Marina Cummmiskey/KMXTHi, I’m Marina Cummiskey, an intern here at KMXT as part of the station’s summer archiving project. This week I digitized a reel containing summaries of the top ten news stories reported from Kodiak in 1982. The top ten list was hosted by John Fifer, and number five was a story about a drug bust in the North Pacific.
On June 20th, 1982, the US Coast Guard cutter Boutwell seized a sailboat halfway between Hawaii and Adak, carrying 1.5 tons of marijuana. The story was aired on KMXT two days before any newspaper printed it, and was later aired nationally containing more details about the event. “What sounds like another drug bust on the high seas becomes much more than that off the coast of Alaska. John Fifer, of member station KMXT in Kodiak Alaska has the story. ‘When the coast guard cutter Boutwell arrived at its home port of Seattle last night, its skipper told reporters that several of his crewmen, on two separate occasions, had tried to steal the marijuana loaded sailboat his ship was towing to port. In the first attempt, revealed by the Coast Guard earlier this week, two crewmen reportedly tried to disable the cutter, with the hope of making a clean getaway. The second hijack attempt, revealed for the first time last night, happened almost one week after the first, and cost one coast guard crewman his life. The crewman was apparently lost overboard during the attempt, but because the skipper was not notified, the searchfor the man was delayed. All of the crewmen believed to be involved in the hijack attempt are now in custody.’ “
The reel also had stories like the KONIAG dispute, city hall resignations, and the building of the Terror Lake hydroelectric plant. The construction was recorded as the largest in Kodiak’s history at the time. The building began in the early spring of 1982, and cost $180 million. However, the plant promised to provide enough power to sustain Kodiak for 10 years.

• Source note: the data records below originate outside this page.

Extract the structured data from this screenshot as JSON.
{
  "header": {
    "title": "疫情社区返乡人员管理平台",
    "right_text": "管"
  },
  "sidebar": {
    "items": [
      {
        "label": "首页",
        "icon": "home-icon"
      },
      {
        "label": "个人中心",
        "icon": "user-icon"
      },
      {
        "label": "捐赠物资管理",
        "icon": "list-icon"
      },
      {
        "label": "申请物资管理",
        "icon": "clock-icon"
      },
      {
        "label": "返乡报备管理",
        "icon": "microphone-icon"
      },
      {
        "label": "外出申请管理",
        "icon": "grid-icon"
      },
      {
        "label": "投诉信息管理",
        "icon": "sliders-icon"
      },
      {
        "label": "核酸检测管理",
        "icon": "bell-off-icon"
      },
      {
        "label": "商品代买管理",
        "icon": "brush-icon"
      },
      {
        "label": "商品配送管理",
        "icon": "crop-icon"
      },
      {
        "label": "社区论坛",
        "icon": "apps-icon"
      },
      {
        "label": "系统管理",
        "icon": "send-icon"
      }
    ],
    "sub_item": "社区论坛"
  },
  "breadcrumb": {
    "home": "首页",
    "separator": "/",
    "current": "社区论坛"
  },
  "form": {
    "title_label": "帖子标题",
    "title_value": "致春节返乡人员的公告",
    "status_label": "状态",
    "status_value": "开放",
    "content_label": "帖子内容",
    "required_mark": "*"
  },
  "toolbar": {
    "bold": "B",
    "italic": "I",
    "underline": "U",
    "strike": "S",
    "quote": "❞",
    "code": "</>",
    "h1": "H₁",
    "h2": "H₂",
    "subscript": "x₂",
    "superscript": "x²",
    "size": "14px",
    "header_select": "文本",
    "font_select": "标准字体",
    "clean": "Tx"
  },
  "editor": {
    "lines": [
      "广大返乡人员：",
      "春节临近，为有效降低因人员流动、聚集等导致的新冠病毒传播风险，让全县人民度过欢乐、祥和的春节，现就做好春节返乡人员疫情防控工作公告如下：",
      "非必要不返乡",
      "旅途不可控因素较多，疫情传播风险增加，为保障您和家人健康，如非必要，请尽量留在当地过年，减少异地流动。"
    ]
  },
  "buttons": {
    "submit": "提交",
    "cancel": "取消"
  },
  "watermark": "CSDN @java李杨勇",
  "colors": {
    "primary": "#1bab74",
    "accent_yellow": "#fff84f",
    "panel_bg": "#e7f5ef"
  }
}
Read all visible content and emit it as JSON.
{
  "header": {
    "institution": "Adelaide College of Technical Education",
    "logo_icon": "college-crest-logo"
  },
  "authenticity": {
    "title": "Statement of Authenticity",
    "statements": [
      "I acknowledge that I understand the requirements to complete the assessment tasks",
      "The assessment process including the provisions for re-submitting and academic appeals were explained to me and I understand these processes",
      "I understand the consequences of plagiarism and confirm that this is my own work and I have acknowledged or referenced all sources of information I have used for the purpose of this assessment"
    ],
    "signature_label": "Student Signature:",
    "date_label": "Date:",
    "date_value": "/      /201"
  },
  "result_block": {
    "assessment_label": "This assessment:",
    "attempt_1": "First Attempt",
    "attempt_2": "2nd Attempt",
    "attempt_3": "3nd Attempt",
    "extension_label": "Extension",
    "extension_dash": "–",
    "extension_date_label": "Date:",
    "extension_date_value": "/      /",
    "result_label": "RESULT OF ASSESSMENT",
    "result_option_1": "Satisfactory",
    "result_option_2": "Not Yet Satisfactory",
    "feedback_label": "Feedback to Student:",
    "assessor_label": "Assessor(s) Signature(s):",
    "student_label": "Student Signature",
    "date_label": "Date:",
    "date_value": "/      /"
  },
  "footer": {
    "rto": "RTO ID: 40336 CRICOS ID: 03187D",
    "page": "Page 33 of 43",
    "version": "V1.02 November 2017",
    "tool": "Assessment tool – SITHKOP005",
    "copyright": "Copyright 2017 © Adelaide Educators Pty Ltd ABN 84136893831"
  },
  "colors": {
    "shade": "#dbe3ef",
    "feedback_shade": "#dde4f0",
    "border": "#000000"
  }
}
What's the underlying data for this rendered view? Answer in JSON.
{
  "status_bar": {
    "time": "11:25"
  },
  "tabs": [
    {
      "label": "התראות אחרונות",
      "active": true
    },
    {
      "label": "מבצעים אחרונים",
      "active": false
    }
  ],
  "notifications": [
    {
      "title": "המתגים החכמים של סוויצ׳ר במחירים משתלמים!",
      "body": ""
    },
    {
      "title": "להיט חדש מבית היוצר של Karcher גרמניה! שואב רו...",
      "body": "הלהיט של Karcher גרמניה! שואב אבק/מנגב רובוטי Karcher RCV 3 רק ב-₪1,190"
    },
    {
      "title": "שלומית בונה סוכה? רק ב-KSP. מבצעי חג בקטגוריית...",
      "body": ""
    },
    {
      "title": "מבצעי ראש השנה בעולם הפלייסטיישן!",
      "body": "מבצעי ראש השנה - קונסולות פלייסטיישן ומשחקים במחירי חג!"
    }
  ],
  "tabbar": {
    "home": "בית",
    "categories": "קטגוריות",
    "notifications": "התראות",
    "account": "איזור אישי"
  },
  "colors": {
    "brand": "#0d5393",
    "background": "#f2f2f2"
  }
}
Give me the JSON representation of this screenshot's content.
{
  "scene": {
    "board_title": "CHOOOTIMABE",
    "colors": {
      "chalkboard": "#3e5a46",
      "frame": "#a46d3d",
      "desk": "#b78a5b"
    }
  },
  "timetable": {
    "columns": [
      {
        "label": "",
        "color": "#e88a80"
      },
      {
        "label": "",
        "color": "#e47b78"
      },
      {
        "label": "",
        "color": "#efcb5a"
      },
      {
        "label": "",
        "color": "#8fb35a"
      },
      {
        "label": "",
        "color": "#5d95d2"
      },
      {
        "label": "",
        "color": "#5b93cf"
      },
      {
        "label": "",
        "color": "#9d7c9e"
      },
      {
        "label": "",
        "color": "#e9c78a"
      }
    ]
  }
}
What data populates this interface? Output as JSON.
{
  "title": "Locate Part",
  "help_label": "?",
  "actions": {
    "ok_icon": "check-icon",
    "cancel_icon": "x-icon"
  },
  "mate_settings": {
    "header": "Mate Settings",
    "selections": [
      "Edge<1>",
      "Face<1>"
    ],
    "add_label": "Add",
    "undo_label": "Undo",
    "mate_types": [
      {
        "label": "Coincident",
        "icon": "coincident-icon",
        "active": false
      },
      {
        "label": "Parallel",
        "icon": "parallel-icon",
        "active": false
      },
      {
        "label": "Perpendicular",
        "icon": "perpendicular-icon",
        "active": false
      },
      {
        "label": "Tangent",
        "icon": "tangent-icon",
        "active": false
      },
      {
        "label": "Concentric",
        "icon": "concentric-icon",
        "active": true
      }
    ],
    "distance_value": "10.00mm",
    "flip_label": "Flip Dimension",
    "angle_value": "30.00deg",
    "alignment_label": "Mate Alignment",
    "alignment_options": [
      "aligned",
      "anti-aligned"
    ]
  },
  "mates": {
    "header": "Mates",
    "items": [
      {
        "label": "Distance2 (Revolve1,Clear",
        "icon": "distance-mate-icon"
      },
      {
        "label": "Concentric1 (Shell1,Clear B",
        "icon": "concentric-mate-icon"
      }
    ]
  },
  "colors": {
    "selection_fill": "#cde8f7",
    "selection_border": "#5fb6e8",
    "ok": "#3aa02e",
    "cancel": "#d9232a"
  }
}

Another big story from 1982 was the opening of the harbor in Dog Bay. According to the news reel, the harbor was expected to hold 350 vessels, and was the first facility for boats up to 150 feet long.
It was nominated as one of ten most outstanding harbor developments in the United States by the Alaska Oil and Industry magazine. A story focused on the ribbon cutting ceremony summarized several of the speeches at the event.
“Mayor Beardsley called Dog Bay Harbor ‘the project that received the most lasting attention, created the most public controversy, and resulted in the most frustration. ‘It was the combination of 20 plus years of activity of the part of Kodiak with a lot of frustration, and we look at it as the combination of tremendous effort by a lot of people and it means a lot to the financial well-being of Kodiak.”
Thanks for joining me as I recap my week of archiving reel to reel audio.